Left: February distribution of ice by its age during normal Arctic conditions (1985-2000 average). Right: February 2008 Arctic ice age distribution. The ice in the Arctic is much younger than normal, with vast regions now covered by first-year ice and much less area covered by multiyear ice. Click image to enlarge. Credit: NSIDC



Not only did the story not make the front page, it also only trickled into the global media. According to searches on Google News — which searches 4,500 news sources around the world — there are currently 171 articles on the recent NASA report. This means that less than 4 percent of news sources searched by Google News covered the report. What made the news on Wednesday? The dispute between China and Tibet pulled up 5,672 articles while Heather Mills' divorce proceedings from Paul McCartney drew a stunning 3,610 articles. Obama and McCain having a war of words over the Iraq war produced ten times the amount of articles as the dire news in the Arctic: 1,715 articles, even this is not the first time the two have exchanged such words. Finally, the news that a court dismissed a warrant against actor Shia LaBouf for smoking a cigarette illegally received more attention than the NASA report. The actor's illegal smoke was written about in 262 articles. The only one of these stories with possible global consequences remains the NASA report.

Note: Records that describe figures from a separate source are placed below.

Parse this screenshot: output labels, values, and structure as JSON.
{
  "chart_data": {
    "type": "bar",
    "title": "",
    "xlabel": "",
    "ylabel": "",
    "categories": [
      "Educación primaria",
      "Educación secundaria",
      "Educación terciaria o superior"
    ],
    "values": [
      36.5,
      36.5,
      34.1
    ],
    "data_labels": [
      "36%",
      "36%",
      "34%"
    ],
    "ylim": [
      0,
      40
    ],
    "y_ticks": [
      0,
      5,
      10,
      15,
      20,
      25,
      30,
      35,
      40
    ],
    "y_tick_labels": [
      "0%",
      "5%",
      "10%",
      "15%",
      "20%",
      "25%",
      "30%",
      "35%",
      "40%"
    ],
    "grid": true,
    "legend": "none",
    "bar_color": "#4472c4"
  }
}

This ice concentration map dated March 9, 2008, indicates maximum ice extent in the Northern Hemisphere. The contour of the ice edge in 2006 is shown in red, while that for the 28-year average is shown in gold. Click image to enlarge. Credit: NASA
The report is particularly important after last summer's stunning ice retreat, which put scientists around the world on notice: the ice retreated over a million square kilometers further than its previous record low in 2005 and opened up for the first time a Northwest Passage through Arctic waters. This rapid decline in perennial ice does not bode well for 2008's Arctic summer, since seasonal ice is far thinner and more unstable than long-term ice. These changes in Arctic ice are no longer the canary in the coal mine: they are massive global changes occurring here and now. Media sources ignore (and tuck away) such stories at the peril of our future. It may not be what their audience wants to read, but it is certainly what the public needs to know.